In 2014, there were 1,222 new cases recorded, with Saudis making up 444 and foreigners 778, according to Tawfiq bin Ahmad Khoja, director general of the executive office of the GCC Health Ministers’ Council.
Khoja said that infections among people in the GCC countries is the lowest in the region, between 0.15 and 1.95 for every 1,000 individuals.
He said HIV cases are rising because of several factors, including people lacking knowledge, movement of people between large cities, drug addicts sharing needles and the influence of migrants from countries with a high incidence of infections.Khoja said the GCC health ministries have taken several precautions to counter the spread of this virus, including stopping the importation of blood from abroad, and increasing awareness campaigns especially targeting young people.
Sana Mustapha Filimban, chairperson of the Saudi Charity Association for AIDS Patients, said that a problem facing conservative Arab societies is that people are reluctant to have open discussions about HIV and Aids. This results in less social awareness and discrimination against sufferers.

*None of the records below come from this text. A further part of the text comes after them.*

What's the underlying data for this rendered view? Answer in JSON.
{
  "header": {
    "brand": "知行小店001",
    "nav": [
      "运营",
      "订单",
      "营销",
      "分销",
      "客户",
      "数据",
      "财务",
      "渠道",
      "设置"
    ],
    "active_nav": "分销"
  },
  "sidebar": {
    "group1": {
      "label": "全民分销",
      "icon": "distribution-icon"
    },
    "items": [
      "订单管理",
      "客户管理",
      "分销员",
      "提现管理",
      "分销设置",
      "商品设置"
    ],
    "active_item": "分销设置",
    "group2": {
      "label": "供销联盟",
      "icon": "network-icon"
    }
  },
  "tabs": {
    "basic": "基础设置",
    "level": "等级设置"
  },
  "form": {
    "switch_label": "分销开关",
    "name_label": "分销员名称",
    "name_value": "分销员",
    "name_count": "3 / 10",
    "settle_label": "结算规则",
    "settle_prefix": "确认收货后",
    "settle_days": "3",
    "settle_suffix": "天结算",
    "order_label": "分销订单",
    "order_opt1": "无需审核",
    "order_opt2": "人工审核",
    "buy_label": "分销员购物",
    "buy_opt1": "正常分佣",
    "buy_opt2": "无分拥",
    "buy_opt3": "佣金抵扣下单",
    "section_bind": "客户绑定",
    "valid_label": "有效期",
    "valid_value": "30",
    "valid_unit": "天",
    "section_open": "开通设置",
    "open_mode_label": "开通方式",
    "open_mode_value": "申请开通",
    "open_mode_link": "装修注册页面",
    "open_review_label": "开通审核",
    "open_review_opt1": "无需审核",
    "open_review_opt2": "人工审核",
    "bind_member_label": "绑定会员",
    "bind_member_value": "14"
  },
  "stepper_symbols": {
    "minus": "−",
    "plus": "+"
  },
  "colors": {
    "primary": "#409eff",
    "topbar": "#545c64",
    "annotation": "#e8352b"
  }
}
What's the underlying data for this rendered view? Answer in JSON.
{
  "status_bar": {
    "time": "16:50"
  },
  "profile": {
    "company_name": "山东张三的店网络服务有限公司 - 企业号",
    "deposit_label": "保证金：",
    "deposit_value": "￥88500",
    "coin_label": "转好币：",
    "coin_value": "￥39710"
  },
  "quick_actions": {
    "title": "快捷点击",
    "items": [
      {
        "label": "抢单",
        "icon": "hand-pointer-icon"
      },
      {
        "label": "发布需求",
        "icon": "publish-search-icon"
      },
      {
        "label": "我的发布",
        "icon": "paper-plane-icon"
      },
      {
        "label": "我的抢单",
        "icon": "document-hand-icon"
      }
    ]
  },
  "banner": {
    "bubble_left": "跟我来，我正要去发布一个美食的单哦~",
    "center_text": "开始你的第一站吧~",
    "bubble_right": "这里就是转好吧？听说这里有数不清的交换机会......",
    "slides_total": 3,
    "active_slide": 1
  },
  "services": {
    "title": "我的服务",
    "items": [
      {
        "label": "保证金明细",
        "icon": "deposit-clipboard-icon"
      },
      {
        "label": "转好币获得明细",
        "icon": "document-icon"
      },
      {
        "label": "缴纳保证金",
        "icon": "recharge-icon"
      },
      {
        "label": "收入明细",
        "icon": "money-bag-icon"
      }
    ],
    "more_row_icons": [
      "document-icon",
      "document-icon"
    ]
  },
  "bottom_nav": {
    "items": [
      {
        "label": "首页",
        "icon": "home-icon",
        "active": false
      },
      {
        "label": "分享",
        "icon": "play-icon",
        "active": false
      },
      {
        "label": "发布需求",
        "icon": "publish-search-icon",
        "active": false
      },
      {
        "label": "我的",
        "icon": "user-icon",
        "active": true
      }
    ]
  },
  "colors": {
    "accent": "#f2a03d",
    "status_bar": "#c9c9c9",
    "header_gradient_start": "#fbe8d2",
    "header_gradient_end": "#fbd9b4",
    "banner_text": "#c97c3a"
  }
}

In addition, many refuse to be tested because of this social stigma. This means that people may still not know the dangers of indulging in illicit sexual relations, or that it is possible for couples to pass the virus to each other and their children.
She said that people infect others without knowing that they are doing so. There was also ignorance about the medical services and treatment available for people with HIV or Aids. The current statistics do not reflect the actual level of people with the virus, she said.
She said it was important for every individual, and public and private bodies, to play their part in ensuring that the virus does not spread in the country.